O ortopedista Luiz Antônio Teixeira Júnior (na foto, ao lado de Pezão), atual secretário de Estado de Saúde do Rio, foi indicado para a diretoria da Agência Nacional de Saúde Suplementar (ANS). É para a vaga aberta, mês passado, com o fim do mandato do então presidente José Carlos de Souza Abrahão. A indicação é feita pelo Ministério da Saúde, e o indicado precisa passar por uma sabatina no Senado. No total, o processo dura de três semanas a dois meses.

Atualmente, das cinco diretorias da agências, duas estão vagas. A de Gestão, que era ocupada por Abrahão, e a de Desenvolvimento Setorial, comandada por Marta Oliveira até 11 de maio passado, quando ela renunciou.

Além dele, o Ministério da Saúde indicou para a diretoria da ANS o servidor Rodrigo Aguiar, funcionário de carreira da ANS e que, atualmente, ocupa a diretoria-adjunta de Fiscalização da agência.

Dos atuais três diretores, apenas uma é funcionária de carreira da ANS: Simone Freire, de Fiscalização.

O atual presidente Leandro Fonseca, também diretor de Normas e Habilitação das Operadoras, é funcionário do Ministério da Fazenda.

Karla Coelho, atual diretora de Produtos, é servidora da Universidade Federal do Rio de Janeiro (UFRJ).

Um mistério ronda a ANS
Não se sabe se a indicação de Rodrigo Aguiar é para um mandato-tampão, apenas para cumprir o tempo que restava à ex-diretora Marta Oliveira, ou para iniciar um mandato inteiro, de três anos. O de Marta, que reunciou mês passado, terminaria em agosto agora.

Tudo isso porque é grande a pressão da operadoras de planos de saúde sobre as indicações. A ANS, como se sabe, fiscaliza os planos. E os funcionários de carreira da agência são vistos como, digamos, mais independentes.

Segundo a assessoria de comunicação do Ministério da Saúde, esta decisão - sobre a duração do mandato - cabe à Casa Civil da Presidência, comandada pelo ministro Eliseu Padilha (um dos ministros de Temer investigado na Lava-Jato).

O secretário de Pezão
Luiz Antônio assumiu a Secretaria de Estado de Saúde do Rio em dezembro de 2015, após a saída de Felipe Peixoto, quando o sistema de saúde vivia uma de suas priores crises. Antes, ele era secretário municipal de Saúde em Nova Iguaçu, na gestão Nelson Bornier.

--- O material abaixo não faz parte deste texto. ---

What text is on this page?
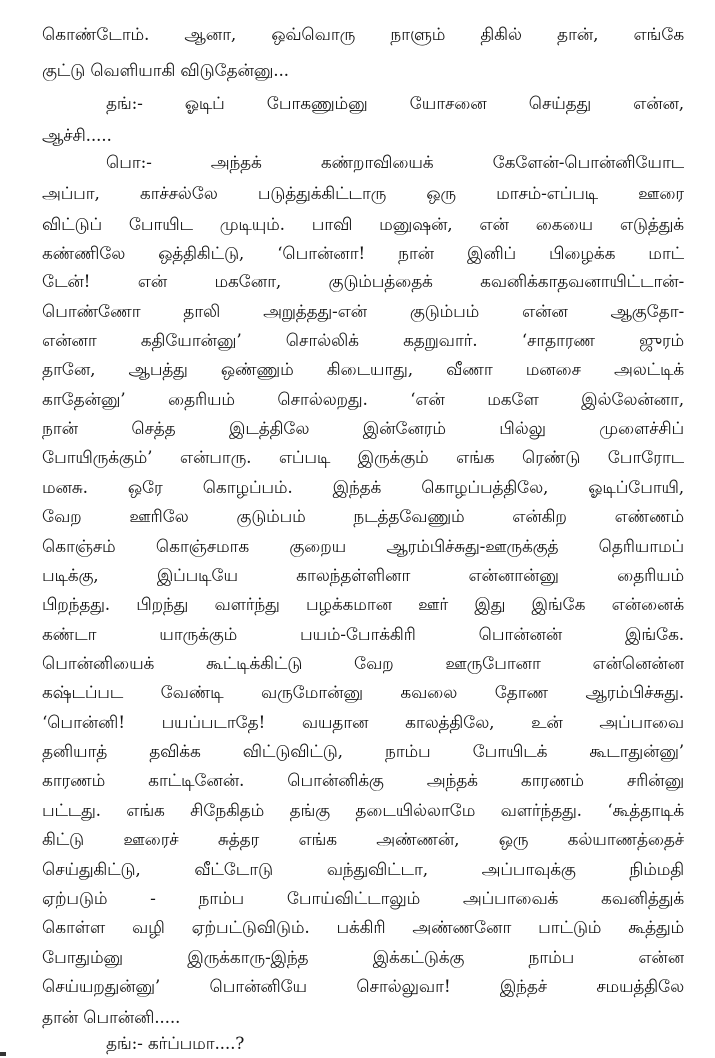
கொண்டோம். ஆனா, ஒவ்வொரு நாளும் திகில் தான், எங்கே
குட்டு வெளியாகி விடுதேன்னு...
தங்:- ஓடிப் போகணும்னு யோசனை செய்தது என்ன,
ஆச்சி.....
பொ:- அந்தக் கண்றாவியைக் கேளேன்-பொன்னியோட
அப்பா, காச்சல்லே படுத்துக்கிட்டாரு ஒரு மாசம்-எப்படி ஊரை
விட்டுப் போயிட முடியும். பாவி மனுஷன், என் கையை எடுத்துக்
கண்ணிலே ஒத்திகிட்டு, ‘பொன்னா! நான் இனிப் பிழைக்க மாட்
டேன்! என் மகனோ, குடும்பத்தைக் கவனிக்காதவனாயிட்டான்-
பொண்ணோ தாலி அறுத்தது-என் குடும்பம் என்ன ஆகுதோ-
என்னா கதியோன்னு’ சொல்லிக் கதறுவார். ‘சாதாரண ஜுரம்
தானே, ஆபத்து ஒண்ணும் கிடையாது, வீணா மனசை அலட்டிக்
காதேன்னு’ தைரியம் சொல்லறது. ‘என் மகளே இல்லேன்னா,
நான் செத்த இடத்திலே இன்னேரம் பில்லு முளைச்சிப்
போயிருக்கும்’ என்பாரு. எப்படி இருக்கும் எங்க ரெண்டு போரோட
மனசு. ஒரே கொழப்பம். இந்தக் கொழப்பத்திலே, ஓடிப்போயி,
வேற ஊரிலே குடும்பம் நடத்தவேணும் என்கிற எண்ணம்
கொஞ்சம் கொஞ்சமாக குறைய ஆரம்பிச்சுது-ஊருக்குத் தெரியாமப்
படிக்கு, இப்படியே காலந்தள்ளினா என்னான்னு தைரியம்
பிறந்தது. பிறந்து வளர்ந்து பழக்கமான ஊர் இது இங்கே என்னைக்
கண்டா யாருக்கும் பயம்-போக்கிரி பொன்னன் இங்கே.
பொன்னியைக் கூட்டிக்கிட்டு வேற ஊருபோனா என்னென்ன
கஷ்டப்பட வேண்டி வருமோன்னு கவலை தோண ஆரம்பிச்சுது.
‘பொன்னி! பயப்படாதே! வயதான காலத்திலே, உன் அப்பாவை
தனியாத் தவிக்க விட்டுவிட்டு, நாம்ப போயிடக் கூடாதுன்னு’
காரணம் காட்டினேன். பொன்னிக்கு அந்தக் காரணம் சரின்னு
பட்டது. எங்க சிநேகிதம் தங்கு தடையில்லாமே வளர்ந்தது. ‘கூத்தாடிக்
கிட்டு ஊரைச் சுத்தர எங்க அண்ணன், ஒரு கல்யாணத்தைச்
செய்துகிட்டு, வீட்டோடு வந்துவிட்டா, அப்பாவுக்கு நிம்மதி
ஏற்படும் - நாம்ப போய்விட்டாலும் அப்பாவைக் கவனித்துக்
கொள்ள வழி ஏற்பட்டுவிடும். பக்கிரி அண்ணனோ பாட்டும் கூத்தும்
போதும்னு இருக்காரு-இந்த இக்கட்டுக்கு நாம்ப என்ன
செய்யறதுன்னு’ பொன்னியே சொல்லுவா! இந்தச் சமயத்திலே
தான் பொன்னி.....
தங்:- கர்ப்பமா....?
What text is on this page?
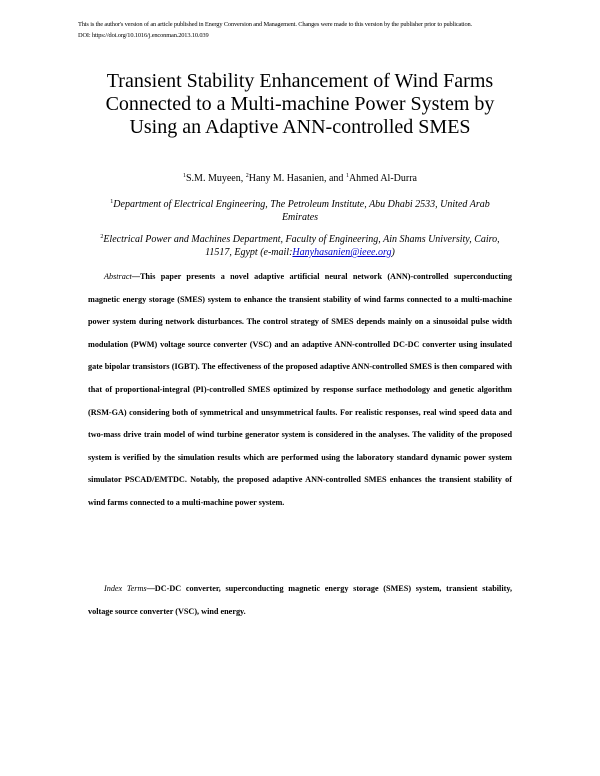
This is the author's version of an article published in Energy Conversion and Management. Changes were made to this version by the publisher prior to publication.
DOI: https://doi.org/10.1016/j.enconman.2013.10.039
Transient Stability Enhancement of Wind Farms
Connected to a Multi-machine Power System by
Using an Adaptive ANN-controlled SMES
$^1$S.M. Muyeen, $^2$Hany M. Hasanien, and $^1$Ahmed Al-Durra
$^1$Department of Electrical Engineering, The Petroleum Institute, Abu Dhabi 2533, United Arab Emirates
$^2$Electrical Power and Machines Department, Faculty of Engineering, Ain Shams University, Cairo, 11517, Egypt (e-mail:Hanyhasanien@ieee.org)

Abstract—This paper presents a novel adaptive artificial neural network (ANN)-controlled superconducting magnetic energy storage (SMES) system to enhance the transient stability of wind farms connected to a multi-machine power system during network disturbances. The control strategy of SMES depends mainly on a sinusoidal pulse width modulation (PWM) voltage source converter (VSC) and an adaptive ANN-controlled DC-DC converter using insulated gate bipolar transistors (IGBT). The effectiveness of the proposed adaptive ANN-controlled SMES is then compared with that of proportional-integral (PI)-controlled SMES optimized by response surface methodology and genetic algorithm (RSM-GA) considering both of symmetrical and unsymmetrical faults. For realistic responses, real wind speed data and two-mass drive train model of wind turbine generator system is considered in the analyses. The validity of the proposed system is verified by the simulation results which are performed using the laboratory standard dynamic power system simulator PSCAD/EMTDC. Notably, the proposed adaptive ANN-controlled SMES enhances the transient stability of wind farms connected to a multi-machine power system.

Index Terms—DC-DC converter, superconducting magnetic energy storage (SMES) system, transient stability, voltage source converter (VSC), wind energy.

Na secretaria estadual, Luiz Antônio foi responsável por negociar e reduzir os valores dos contratos com as Organizações Sociais que administram unidades estaduais.

Em agosto de 2016, por exemplo, a secretaria decidiu acabar com o convênio do Centro Estadual de Transplantes (CET), que funcionava no Hospital São Francisco de Assis, na Tijuca. Com isso, a unidade passou a fazer os procedimentos pelo SUS, sem recorrer aos recursos estaduais. O serviço custava R$ 78 milhões por ano ao combalido cofre do Estado do Rio.